I think it's time to move on.
I used to blog every. single. day.
I have made so many wonderful friends through this crazy thing....friends I know I will have for a lifetime. Friends I've looked my whole life for, and refuse to go on without them ever again.
But I'm different.
Im not the same person I was 4-5 years ago....but then again, who is,right?
I just feel that my life is going in a different direction. I no longer have young kids at home...my home life is so different. Im almost an "empty nester". EGADS!!!
I come back to my blog every once in a while, and think, "wow, I haven't written anything since May 27????"
when did this happen? WHY did this happen?
that evil devil Facebook. I don't love Facebook more, it's just so much easier to just write a few things instead of a whole blog post. But Im seriously thinking of a facebook sabbatical too.
as I sit here, in the same t-shirt I've worn for the past 3 days and hairy legs cuz I just don't feel like shaving them, I think I need to either give up blogging altogether, or start another blog that reflects my life now.
Is that bad? I feel like I have to censor myself so many times, and that is stifling. I want to really REALLY say what's on my mind, but I don't feel like I can anymore.
Im not going to delete it entirely, cuz this blog is still and will always be, My Baby. My life started to change for the better when I started blogging, but I've given it alot of thought and I think Im going to start a new blog, where my voice NOW can be heard.
But I'll still be back to check in on ya'll. Cuz I love every one of you.
10 comments:
I blog hap-hazard ... mostly not!
I try to get back to it because it really did serve as a great therapist and I "met" so many wonderful people.
I concur, FB is the devils spawn. I wish I would just delete that thing!
If you start another please link me to it, I don't want to lose track of one of the "wonderful people" that I met while blogging.
<3
Murph wants a blog. Murph needs a blog. How will he connect to all the ladies out there???
I feel you Beth... I like that I can remotely post things on Facebook to show people that I am alive... and when it comes to blogging, I started that because it is easier to type than it is to write for me. Also, it was 'secret' as when I started it, Mookie Dee did not know about it and my thoughts were more secure where everyone could see it, if that makes sense.
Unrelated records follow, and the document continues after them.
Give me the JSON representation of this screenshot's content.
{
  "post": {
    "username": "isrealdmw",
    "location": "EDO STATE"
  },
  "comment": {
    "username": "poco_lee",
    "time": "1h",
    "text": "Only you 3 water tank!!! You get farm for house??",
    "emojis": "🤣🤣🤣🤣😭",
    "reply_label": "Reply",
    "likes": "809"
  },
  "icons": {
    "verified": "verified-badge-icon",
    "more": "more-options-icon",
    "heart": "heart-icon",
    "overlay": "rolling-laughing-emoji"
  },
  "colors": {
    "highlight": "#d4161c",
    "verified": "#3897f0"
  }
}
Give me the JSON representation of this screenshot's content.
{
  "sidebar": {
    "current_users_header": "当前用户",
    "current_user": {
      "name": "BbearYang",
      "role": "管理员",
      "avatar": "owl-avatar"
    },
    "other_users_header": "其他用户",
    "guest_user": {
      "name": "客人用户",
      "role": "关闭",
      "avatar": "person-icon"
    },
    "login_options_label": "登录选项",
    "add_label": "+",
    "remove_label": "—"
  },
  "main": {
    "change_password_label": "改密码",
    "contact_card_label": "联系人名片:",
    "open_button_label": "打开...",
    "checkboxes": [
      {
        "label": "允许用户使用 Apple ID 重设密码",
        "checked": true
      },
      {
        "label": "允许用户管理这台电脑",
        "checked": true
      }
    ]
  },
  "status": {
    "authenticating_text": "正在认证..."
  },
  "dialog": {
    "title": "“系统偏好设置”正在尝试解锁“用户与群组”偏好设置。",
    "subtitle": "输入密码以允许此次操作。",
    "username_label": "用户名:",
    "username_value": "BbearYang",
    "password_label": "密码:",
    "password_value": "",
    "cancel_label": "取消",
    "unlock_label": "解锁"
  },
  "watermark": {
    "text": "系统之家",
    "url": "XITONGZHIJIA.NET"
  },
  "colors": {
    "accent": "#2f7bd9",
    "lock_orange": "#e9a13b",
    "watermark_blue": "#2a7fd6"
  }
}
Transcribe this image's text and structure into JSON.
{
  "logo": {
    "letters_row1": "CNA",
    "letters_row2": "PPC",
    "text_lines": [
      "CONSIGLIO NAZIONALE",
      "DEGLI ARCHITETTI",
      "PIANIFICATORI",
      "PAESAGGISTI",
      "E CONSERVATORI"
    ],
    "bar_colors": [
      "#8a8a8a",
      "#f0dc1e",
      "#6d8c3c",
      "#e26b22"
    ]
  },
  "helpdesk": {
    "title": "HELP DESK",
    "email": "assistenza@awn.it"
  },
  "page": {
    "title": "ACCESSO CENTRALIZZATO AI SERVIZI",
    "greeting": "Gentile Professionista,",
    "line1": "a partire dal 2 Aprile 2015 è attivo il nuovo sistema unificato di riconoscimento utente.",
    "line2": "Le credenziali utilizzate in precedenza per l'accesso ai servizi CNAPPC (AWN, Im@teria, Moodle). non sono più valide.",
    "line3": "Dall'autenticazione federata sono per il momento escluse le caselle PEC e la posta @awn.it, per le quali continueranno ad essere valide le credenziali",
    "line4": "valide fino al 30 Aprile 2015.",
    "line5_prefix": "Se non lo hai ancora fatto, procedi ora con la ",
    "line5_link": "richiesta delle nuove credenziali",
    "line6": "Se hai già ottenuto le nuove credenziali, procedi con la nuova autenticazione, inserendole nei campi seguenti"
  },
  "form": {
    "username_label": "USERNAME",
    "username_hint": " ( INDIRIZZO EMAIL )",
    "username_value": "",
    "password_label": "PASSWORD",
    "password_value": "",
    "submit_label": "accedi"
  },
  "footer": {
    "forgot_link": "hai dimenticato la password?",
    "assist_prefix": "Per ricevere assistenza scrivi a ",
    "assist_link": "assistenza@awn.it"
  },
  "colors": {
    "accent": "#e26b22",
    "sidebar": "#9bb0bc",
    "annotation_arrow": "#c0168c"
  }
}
I will miss you. If you do decide to keep on with a journal, please hook a brother up with an alert! But if the new season of your life does not include journaling (or me!), I can dig it, I can dig it!!
Love & Rockets!
Mark
Yeah, I hear ya.
That's kinda what happened to me a couple of years ago when I closed up "The Coffee House" I was all, *Ehn* this isn't me anymore. So I took a looong break and then started up a different blog mostly about books. And that suits me fine for right now.
So, all the best with wherever your muse takes you. You were one of my first Blog Friends! I'll miss ya :'(
Take Care,
Hugs
Trish
OH! I was happy to see your post and now I'm a little sad, though I do totally get what you're saying.
If you want to, I'd love to get a link to the new one, m'kay?
Hugs.
Rocky.
Ah, yeah, you better be checking in, because you know I am not on the devilbook! And I wouls read your new blog as well tootes!
XOXOXOXOXOXO
I find that I don't have much to say. I'm not the same me I was years ago, when I started blogging. I hesitate to delete it as it was such a part of me.
You must let me know if, where and when you start another blog.
I hear ya.
Kind of nice to have an anonymous one, then you can say what ever the hell you d*mn well please.
I hear you completely.
Nomad
But since I am not one of the people you have to worry about...can I come with you?